After a pretty good year for economic growth in 2017, the Canadian economy has settled back into a world of modest, even mediocre, annual growth of 2 per cent or less. The United States is having a good year in 2018, with growth pushing 3 per cent, in part due to the short-lived impact of tax reform. However, U.S. growth is also projected to moderate hereafter. North America is not alone; mature economies such as Japan and Western Europe face a prolonged period of tepid economic growth. Even China is facing a growth slowdown after three or more decades of often-spectacular economic performance.
There are tangible consequences to a world of slower growth and no easy ways to promote faster growth in the years ahead.
Why are we stuck in a world of mediocre growth? There are immediate, cyclical and structural reasons. Most discussion focuses on the current conditions, notably the uncertainty caused by the turbulent and protectionist trade agenda of U.S. President Donald Trump. The combination of unjustified tariffs and an aggressive campaign to alter or oppose free-trade agreements has threatened supply and value chains, and unsettled investors in major trading partners. Even the successful resolution to the contentious renegotiation of the North American free-trade agreement will provide little or no positive boost to growth.
Next, North American and global business cycles have entered a more mature phase after nearly a decade of unbroken growth. Until recently, economies in many countries were still healing from the global financial crisis, relying heavily on monetary morphine – exceptional policy intervention by central banks and prolonged low interest rates – to keep moving forward. Rising interest rates today are a sign that things are returning to normal, but also mean the period of easy money and debt-fuelled growth has come to an end. Canada relied heavily on consumers and personal debt to drive its economy over the past decade; higher interest rates will steadily raise debt service charges and squeeze the capacity of many consumers to keep spending.

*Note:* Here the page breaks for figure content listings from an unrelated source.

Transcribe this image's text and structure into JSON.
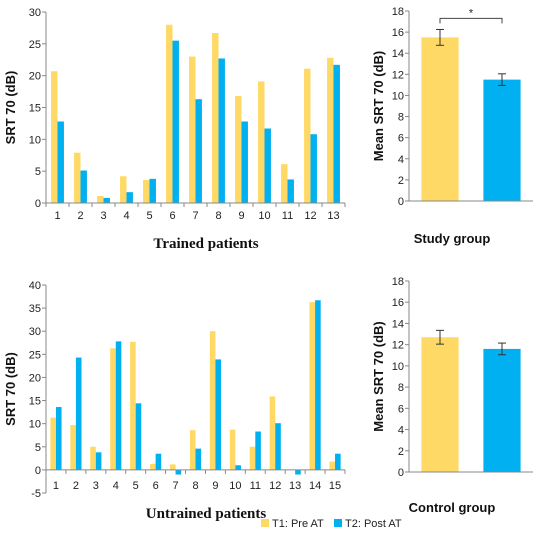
{
  "colors": {
    "pre": "#FFD966",
    "post": "#00B0F0",
    "axis": "#888888",
    "text": "#222222"
  },
  "legend": [
    {
      "label": "T1: Pre AT",
      "color": "#FFD966"
    },
    {
      "label": "T2: Post AT",
      "color": "#00B0F0"
    }
  ],
  "chart_data": [
    {
      "id": "trained",
      "type": "bar",
      "title": "Trained patients",
      "ylabel": "SRT 70 (dB)",
      "xlabel": "",
      "ylim": [
        0,
        30
      ],
      "yticks": [
        0,
        5,
        10,
        15,
        20,
        25,
        30
      ],
      "categories": [
        "1",
        "2",
        "3",
        "4",
        "5",
        "6",
        "7",
        "8",
        "9",
        "10",
        "11",
        "12",
        "13"
      ],
      "series": [
        {
          "name": "T1: Pre AT",
          "values": [
            20.7,
            7.9,
            1.1,
            4.2,
            3.6,
            28.0,
            23.0,
            26.7,
            16.8,
            19.1,
            6.1,
            21.1,
            22.8
          ]
        },
        {
          "name": "T2: Post AT",
          "values": [
            12.8,
            5.1,
            0.8,
            1.7,
            3.8,
            25.5,
            16.3,
            22.7,
            12.8,
            11.7,
            3.7,
            10.8,
            21.7
          ]
        }
      ],
      "grid": false
    },
    {
      "id": "study",
      "type": "bar",
      "title": "Study group",
      "ylabel": "Mean SRT 70 (dB)",
      "xlabel": "",
      "ylim": [
        0,
        18
      ],
      "yticks": [
        0,
        2,
        4,
        6,
        8,
        10,
        12,
        14,
        16,
        18
      ],
      "categories": [
        "T1: Pre AT",
        "T2: Post AT"
      ],
      "values": [
        15.5,
        11.5
      ],
      "errors": [
        0.75,
        0.55
      ],
      "significance": "*",
      "grid": false
    },
    {
      "id": "untrained",
      "type": "bar",
      "title": "Untrained patients",
      "ylabel": "SRT 70 (dB)",
      "xlabel": "",
      "ylim": [
        -5,
        40
      ],
      "yticks": [
        -5,
        0,
        5,
        10,
        15,
        20,
        25,
        30,
        35,
        40
      ],
      "categories": [
        "1",
        "2",
        "3",
        "4",
        "5",
        "6",
        "7",
        "8",
        "9",
        "10",
        "11",
        "12",
        "13",
        "14",
        "15"
      ],
      "series": [
        {
          "name": "T1: Pre AT",
          "values": [
            11.3,
            9.7,
            5.0,
            26.3,
            27.7,
            1.3,
            1.2,
            8.6,
            30.0,
            8.7,
            5.0,
            15.9,
            0,
            36.3,
            1.8
          ]
        },
        {
          "name": "T2: Post AT",
          "values": [
            13.6,
            24.3,
            3.8,
            27.8,
            14.4,
            3.5,
            -1.0,
            4.6,
            23.9,
            1.0,
            8.3,
            10.1,
            -1.0,
            36.7,
            3.5
          ]
        }
      ],
      "grid": false
    },
    {
      "id": "control",
      "type": "bar",
      "title": "Control group",
      "ylabel": "Mean SRT 70 (dB)",
      "xlabel": "",
      "ylim": [
        0,
        18
      ],
      "yticks": [
        0,
        2,
        4,
        6,
        8,
        10,
        12,
        14,
        16,
        18
      ],
      "categories": [
        "T1: Pre AT",
        "T2: Post AT"
      ],
      "values": [
        12.7,
        11.6
      ],
      "errors": [
        0.65,
        0.55
      ],
      "grid": false
    }
  ]
}
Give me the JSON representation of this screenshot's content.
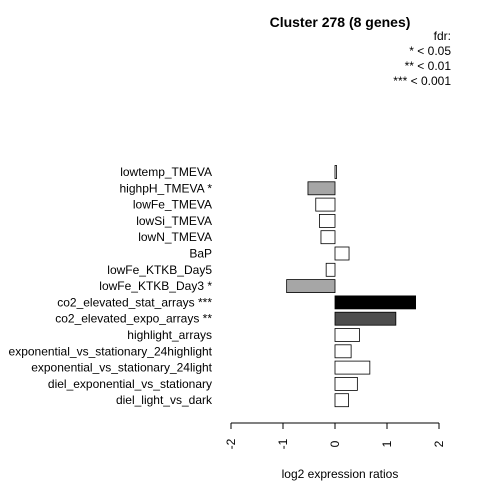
{
  "chart_data": {
    "type": "bar",
    "orientation": "horizontal",
    "title": "Cluster 278 (8 genes)",
    "legend": {
      "title": "fdr:",
      "entries": [
        "* < 0.05",
        "** < 0.01",
        "*** < 0.001"
      ],
      "placement": "top-right"
    },
    "categories": [
      "lowtemp_TMEVA",
      "highpH_TMEVA *",
      "lowFe_TMEVA",
      "lowSi_TMEVA",
      "lowN_TMEVA",
      "BaP",
      "lowFe_KTKB_Day5",
      "lowFe_KTKB_Day3 *",
      "co2_elevated_stat_arrays ***",
      "co2_elevated_expo_arrays **",
      "highlight_arrays",
      "exponential_vs_stationary_24highlight",
      "exponential_vs_stationary_24light",
      "diel_exponential_vs_stationary",
      "diel_light_vs_dark"
    ],
    "values": [
      0.03,
      -0.52,
      -0.37,
      -0.3,
      -0.27,
      0.27,
      -0.17,
      -0.93,
      1.55,
      1.17,
      0.47,
      0.31,
      0.67,
      0.43,
      0.26
    ],
    "bar_colors": [
      "#ffffff",
      "#a6a6a6",
      "#ffffff",
      "#ffffff",
      "#ffffff",
      "#ffffff",
      "#ffffff",
      "#a6a6a6",
      "#000000",
      "#4d4d4d",
      "#ffffff",
      "#ffffff",
      "#ffffff",
      "#ffffff",
      "#ffffff"
    ],
    "xlabel": "log2 expression ratios",
    "ylabel": "",
    "xlim": [
      -2,
      2
    ],
    "xticks": [
      -2,
      -1,
      0,
      1,
      2
    ],
    "xtick_labels": [
      "-2",
      "-1",
      "0",
      "1",
      "2"
    ],
    "grid": false
  }
}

Moreover, irresistible demographic forces have dragged down what economists call “potential,” or the sustainable growth path for the economy. An aging population means more people retiring, fewer labour-force entrants and slower overall growth in the work force – which limits the economy’s sustainable capacity to grow. The new normal for Canada is growth of 2 per cent or less, and U.S. potential is only slightly higher. Steps can be taken to partly offset this structural reality, such as attracting more immigrants, keeping older workers longer, engaging underrepresented groups and upskilling current employees, but the forces of aging demographics are very hard to resist.
One obvious effect of mediocre growth is a squeeze on public finances. Slower growth combined with low inflation means slower growth in government revenues; yet, pressure is unrelenting to spend on valued public services such as health care and modernized infrastructure. Provincial governments in particular face acute fiscal pressures, but many have inadequate revenue bases.
The federal Parliamentary Budget Office recently reported that for subnational governments as a whole, current fiscal policy is not sustainable over the long term. Only Quebec was judged to have an adequate fiscal plan. The territories, Newfoundland and Labrador and Alberta reportedly have the largest current fiscal gaps. As the PBO dryly put it, policy actions at the subnational level, such as reductions in program spending, higher taxes and/or increased transfers from the federal government, would be required to close these gaps.
Breaking out of the mediocre-growth trap is very hard to do. Economists have been moaning about Canada’s poor productivity growth (at its simplest, output per hour worked) for decades. Some necessary steps for faster productivity growth have been taken, such as repeated efforts to reduce internal barriers to commerce, but with little apparent effect. Canadian immigration levels have already been increased to about 300,000 people annually, or nearly 1 per cent of the country’s population – but that alone will not offset the impact of aging demographics.
Other transformational, pro-growth policies could be considered – including things such as a fundamental rethink and modernization of tax policy, a massive rebuild of Canada’s infrastructure or accelerated low-carbon transformation and investment. But let’s be frank – political conditions for bold transformation generally don’t exist today in Western democracies. (Perhaps a one-party state such as China can think and operate in transformational terms.) Indeed, the populist pushback in some Western democracies makes a step backward as likely as steps forward on rebooting the economy’s underlying growth potential.
If mediocre growth is now the norm, and policy transformation is hard to achieve, where does that leave us? The alternatives should still be examined by think tanks and advanced by policy-makers who can keep pushing forward with small increments rather than hoping for a big bang. Defining the best policy options is still important work, if and when the right political conditions emerge. But in the interim, public expectations are going to have an encounter with reality.
Glen Hodgson is a senior fellow at the C.D. Howe Institute.